Because formula expressions often contain double-quoted string literals, YAML quoting requires care. The general rule is:
  • Use single quotes around formulas that contain double quotes: 'if(done, "Yes", "No")'
  • Use double quotes for simple expressions with no inner quotes: "price * quantity"
  • Never nest double quotes inside double quotes without escaping
formulas:
  # ✅ CORRECT — single quotes wrap the expression containing double quotes
  label: 'if(done, "Yes", "No")'

  # ✅ CORRECT — double quotes are fine when no inner quotes are needed
  total: "price * quantity"

  # ❌ WRONG — double quotes inside double quotes breaks YAML parsing
  bad_label: "if(done, "Yes", "No")"
Strings that contain colons, curly braces, square brackets, or other YAML special characters must also be quoted.
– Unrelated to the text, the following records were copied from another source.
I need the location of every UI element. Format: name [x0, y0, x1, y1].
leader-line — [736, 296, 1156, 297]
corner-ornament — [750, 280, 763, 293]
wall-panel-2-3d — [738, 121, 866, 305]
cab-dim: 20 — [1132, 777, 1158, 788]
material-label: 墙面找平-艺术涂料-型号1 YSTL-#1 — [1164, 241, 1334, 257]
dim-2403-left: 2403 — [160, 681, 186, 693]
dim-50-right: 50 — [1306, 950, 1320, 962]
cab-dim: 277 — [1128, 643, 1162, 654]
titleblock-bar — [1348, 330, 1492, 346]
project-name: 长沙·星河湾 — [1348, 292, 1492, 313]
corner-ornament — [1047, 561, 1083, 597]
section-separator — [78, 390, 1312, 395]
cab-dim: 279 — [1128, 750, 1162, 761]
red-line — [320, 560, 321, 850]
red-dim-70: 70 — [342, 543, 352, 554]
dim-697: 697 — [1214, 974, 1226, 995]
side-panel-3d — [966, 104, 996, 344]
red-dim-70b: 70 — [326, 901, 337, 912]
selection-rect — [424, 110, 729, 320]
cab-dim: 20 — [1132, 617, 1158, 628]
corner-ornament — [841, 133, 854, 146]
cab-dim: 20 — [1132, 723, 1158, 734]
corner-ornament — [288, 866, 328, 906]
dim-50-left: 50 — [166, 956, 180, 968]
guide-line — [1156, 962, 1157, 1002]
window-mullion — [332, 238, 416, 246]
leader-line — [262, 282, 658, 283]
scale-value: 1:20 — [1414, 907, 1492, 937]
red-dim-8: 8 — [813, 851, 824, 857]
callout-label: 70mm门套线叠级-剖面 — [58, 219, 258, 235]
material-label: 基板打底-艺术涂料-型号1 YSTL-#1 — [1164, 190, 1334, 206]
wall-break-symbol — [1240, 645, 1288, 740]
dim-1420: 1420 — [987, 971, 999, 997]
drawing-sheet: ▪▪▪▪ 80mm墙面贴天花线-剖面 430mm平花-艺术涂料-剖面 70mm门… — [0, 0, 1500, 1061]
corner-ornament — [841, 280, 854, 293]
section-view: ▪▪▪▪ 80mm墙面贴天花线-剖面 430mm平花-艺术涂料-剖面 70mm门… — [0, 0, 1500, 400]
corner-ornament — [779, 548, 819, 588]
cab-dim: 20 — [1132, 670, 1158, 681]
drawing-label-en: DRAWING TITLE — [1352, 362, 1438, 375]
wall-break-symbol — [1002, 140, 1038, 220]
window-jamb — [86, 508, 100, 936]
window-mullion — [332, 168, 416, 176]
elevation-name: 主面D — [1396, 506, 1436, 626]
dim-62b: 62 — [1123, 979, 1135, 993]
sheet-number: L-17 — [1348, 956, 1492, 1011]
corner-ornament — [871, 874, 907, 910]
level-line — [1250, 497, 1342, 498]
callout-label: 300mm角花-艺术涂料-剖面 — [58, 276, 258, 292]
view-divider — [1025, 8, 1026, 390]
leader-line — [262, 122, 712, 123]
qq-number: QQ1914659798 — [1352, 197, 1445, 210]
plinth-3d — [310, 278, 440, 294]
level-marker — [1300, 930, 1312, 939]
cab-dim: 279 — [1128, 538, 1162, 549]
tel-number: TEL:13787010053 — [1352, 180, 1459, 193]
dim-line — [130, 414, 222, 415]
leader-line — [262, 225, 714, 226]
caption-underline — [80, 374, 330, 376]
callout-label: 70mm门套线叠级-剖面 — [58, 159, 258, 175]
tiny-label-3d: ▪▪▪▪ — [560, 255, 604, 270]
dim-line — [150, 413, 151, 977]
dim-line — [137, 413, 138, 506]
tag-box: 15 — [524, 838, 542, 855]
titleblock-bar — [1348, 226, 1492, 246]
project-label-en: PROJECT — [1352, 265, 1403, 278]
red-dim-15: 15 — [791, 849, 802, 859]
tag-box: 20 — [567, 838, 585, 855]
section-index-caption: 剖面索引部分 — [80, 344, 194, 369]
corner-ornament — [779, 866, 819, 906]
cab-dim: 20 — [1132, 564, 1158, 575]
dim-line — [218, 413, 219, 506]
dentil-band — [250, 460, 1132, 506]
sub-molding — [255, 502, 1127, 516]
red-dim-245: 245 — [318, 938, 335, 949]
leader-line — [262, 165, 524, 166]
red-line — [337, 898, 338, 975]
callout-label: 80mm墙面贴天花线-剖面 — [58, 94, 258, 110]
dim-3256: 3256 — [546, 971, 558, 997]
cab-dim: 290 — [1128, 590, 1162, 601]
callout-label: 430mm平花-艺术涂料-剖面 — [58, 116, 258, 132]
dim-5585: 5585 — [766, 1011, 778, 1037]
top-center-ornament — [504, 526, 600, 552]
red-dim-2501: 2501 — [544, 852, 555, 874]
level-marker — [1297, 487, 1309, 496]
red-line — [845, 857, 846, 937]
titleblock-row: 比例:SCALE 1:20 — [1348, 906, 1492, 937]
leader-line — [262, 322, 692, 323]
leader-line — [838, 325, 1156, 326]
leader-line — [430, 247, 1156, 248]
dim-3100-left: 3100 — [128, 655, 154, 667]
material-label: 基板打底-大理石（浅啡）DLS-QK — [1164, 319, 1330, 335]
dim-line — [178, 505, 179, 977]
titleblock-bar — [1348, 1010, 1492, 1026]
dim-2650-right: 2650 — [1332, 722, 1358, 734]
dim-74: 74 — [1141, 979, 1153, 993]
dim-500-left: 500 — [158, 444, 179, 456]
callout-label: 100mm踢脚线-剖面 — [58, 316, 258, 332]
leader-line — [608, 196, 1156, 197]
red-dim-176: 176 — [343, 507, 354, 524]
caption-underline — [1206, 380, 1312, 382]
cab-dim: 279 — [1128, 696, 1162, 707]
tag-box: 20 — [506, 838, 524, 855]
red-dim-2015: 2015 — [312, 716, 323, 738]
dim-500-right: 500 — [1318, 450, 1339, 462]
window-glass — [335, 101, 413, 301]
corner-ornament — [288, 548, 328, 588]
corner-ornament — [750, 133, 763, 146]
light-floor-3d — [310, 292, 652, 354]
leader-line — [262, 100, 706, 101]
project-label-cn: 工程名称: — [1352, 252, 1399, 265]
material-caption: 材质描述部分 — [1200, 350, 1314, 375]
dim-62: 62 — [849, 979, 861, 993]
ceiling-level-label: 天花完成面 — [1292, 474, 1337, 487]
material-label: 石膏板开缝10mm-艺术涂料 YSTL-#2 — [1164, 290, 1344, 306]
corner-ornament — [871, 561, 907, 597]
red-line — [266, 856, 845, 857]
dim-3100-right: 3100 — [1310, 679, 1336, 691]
When in doubt, wrap the entire formula value in single quotes.

Common Formula Patterns

The following patterns cover the most frequent formula use cases. Status icon from a property value:
formulas:
  status_icon: 'if(status == "reading", "📖", if(status == "done", "✅", "📚"))'
Days until a due date (with null guard):
formulas:
  days_until_due: 'if(due_date, (date(due_date) - today()).days, "")'
Overdue flag:
formulas:
  is_overdue: 'if(due_date, date(due_date) < today() && status != "done", false)'
Year extracted from a date property:
formulas:
  year_read: 'if(finished_date, date(finished_date).year, "")'
Common formula errors to avoid:
  • Duration without field access(now() - file.ctime).round(0) will error. Use (now() - file.ctime).days.round(0) instead.
  • Missing null checks(date(due_date) - today()).days will crash if due_date is empty on some notes. Guard with if(due_date, ..., "").
  • Referencing undefined formulas — Every formula.X used in order:, properties:, or summaries: must have a matching entry in the formulas: block. A missing definition fails silently.